I am rarely at a loss for words. But now, as I approach this column after a week of tragedy – both at Miami University and nationwide – I can hardly form a rational thought. Somehow a 500-word column needs to be written on a topic that I cannot find one suitable word for.
I don’t need to recall the events of Saturday night at Miami, or Monday afternoon at Virginia Polytechnic Institute. Nothing that I say can express the individual grief, confusion and frustration that we feel. Like you, I’ve been watching the news and discussing it in class. Sometimes the facts are accurate. Sometimes they’re just pieces of rumor that patch together some semblance of truth. I guess when you’re desperate for answers, almost anything helps.
But as I’m flipping through the channels of repeated footage, I’m shocked to hear how quickly the actual disaster has been swept aside. The news is flooded with debate about Virginia gun sales and the failure of campus crisis communication. Somehow CNN and ABC find it appropriate to spark these debates right now. Gun control. University communication policy. The horror of this tragedy cannot be simplified into a policy debate. Not yet, anyways. This is about people. People were murdered, first and foremost. The aftermath should be filled with reverence and condolences for the victims. The focus should be for the families left behind, the campus that will be shaken forever and the lives that were taken.

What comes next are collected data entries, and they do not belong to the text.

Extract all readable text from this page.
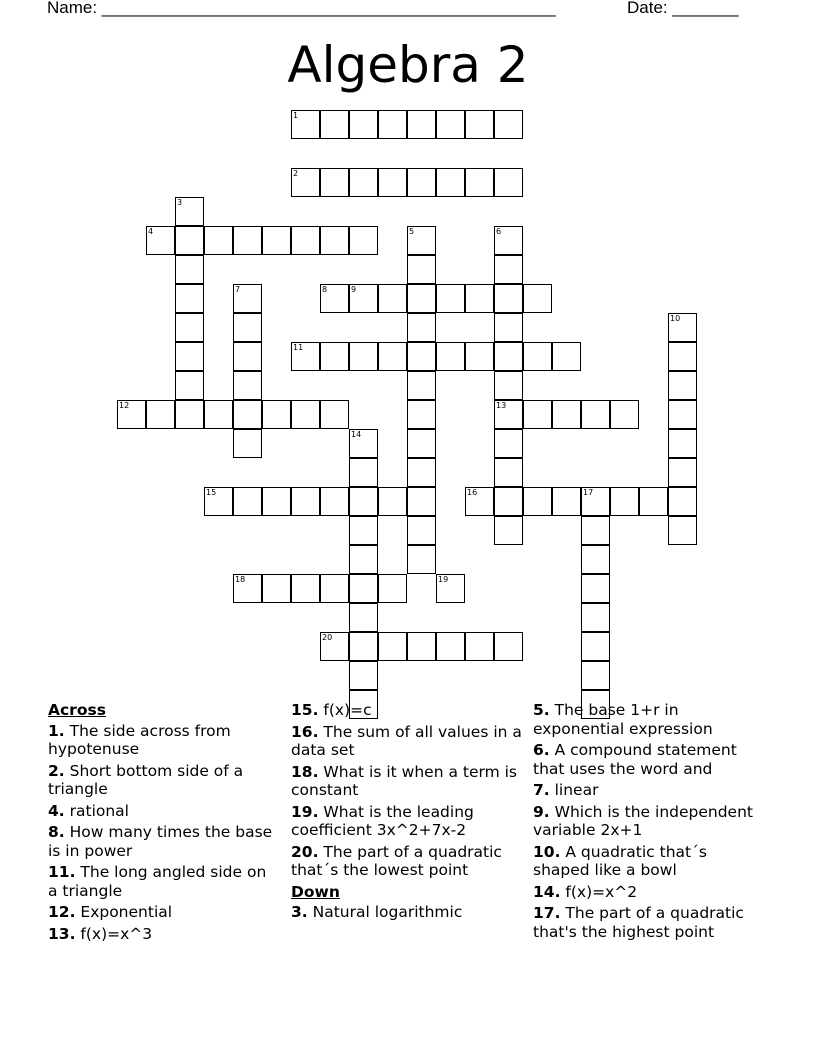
Name: ________________________________________________	Date: _______
Algebra 2
1
2
3
4	5	6
7	8	9
10
11
12	13
14
15	16	17
18	19
20
Across
1. The side across from hypotenuse
2. Short bottom side of a triangle
4. rational
8. How many times the base is in power
11. The long angled side on a triangle
12. Exponential
13. f(x)=x^3
15. f(x)=c
16. The sum of all values in a data set
18. What is it when a term is constant
19. What is the leading coefficient 3x^2+7x-2
20. The part of a quadratic that´s the lowest point
Down
3. Natural logarithmic
5. The base 1+r in exponential expression
6. A compound statement that uses the word and
7. linear
9. Which is the independent variable 2x+1
10. A quadratic that´s shaped like a bowl
14. f(x)=x^2
17. The part of a quadratic that's the highest point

We have to let ourselves grieve. We have to take time to hurt, to sympathize, to feel, to pray. This isn’t a time to blame. Yes, there will be a time to discuss methods of prevention. That time is not now.
It is simply disrespectful to ignite any heated policy debate that supersedes the mourning for the lost lives. Of course, it’s natural to seek blame and explanation when such an event happens. So, yes, we can point fingers. We can assume things about the school, the policies, the killer, the situation at-large. It’s a natural reaction to assign blame at a time like this. But assigning blame won’t bring those students and faculty back.

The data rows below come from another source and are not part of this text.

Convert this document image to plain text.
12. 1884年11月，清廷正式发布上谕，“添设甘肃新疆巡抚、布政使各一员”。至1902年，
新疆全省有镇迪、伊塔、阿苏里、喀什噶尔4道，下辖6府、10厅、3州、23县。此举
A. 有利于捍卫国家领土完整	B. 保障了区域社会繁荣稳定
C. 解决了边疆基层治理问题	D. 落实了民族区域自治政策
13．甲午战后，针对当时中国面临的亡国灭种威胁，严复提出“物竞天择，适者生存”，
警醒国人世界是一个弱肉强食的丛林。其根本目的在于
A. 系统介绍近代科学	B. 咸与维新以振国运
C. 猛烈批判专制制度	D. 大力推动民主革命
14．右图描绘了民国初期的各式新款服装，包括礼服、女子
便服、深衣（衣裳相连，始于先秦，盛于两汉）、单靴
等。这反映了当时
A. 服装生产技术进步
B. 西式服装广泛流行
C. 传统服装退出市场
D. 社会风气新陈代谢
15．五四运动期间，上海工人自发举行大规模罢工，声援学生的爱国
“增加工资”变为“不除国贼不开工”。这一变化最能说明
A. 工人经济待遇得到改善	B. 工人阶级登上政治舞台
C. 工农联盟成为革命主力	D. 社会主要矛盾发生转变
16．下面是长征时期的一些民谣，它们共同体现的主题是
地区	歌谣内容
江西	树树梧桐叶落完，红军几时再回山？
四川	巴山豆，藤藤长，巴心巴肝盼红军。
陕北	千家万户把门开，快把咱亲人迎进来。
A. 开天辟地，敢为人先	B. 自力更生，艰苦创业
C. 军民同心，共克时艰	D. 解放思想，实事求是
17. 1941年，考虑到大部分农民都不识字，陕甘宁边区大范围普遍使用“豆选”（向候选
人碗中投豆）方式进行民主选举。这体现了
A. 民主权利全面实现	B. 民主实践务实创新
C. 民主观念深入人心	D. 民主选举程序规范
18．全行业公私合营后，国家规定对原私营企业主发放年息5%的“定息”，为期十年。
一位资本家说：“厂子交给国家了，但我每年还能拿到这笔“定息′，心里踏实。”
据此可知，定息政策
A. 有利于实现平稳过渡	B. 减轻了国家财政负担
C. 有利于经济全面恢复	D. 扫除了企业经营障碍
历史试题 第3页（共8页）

Like I said, I’m at a loss for eloquent words that can articulate the disaster. Words alone will not solve the confusion, they won’t mend the grief. I’m at a loss for words, but I’m not at a loss for feeling. And perhaps that’s all we can do for now. We can feel. We have to let ourselves grieve. This isn’t a time to blame the state of Virginia for gun control policies. This isn’t a time to question the administrative communication of the university. We will have months, maybe years, ahead for that. This tragedy isn’t about policy. It’s about lives. And for now, the respect for those who died and the sympathy for the families left behind should be the forefront of our concern.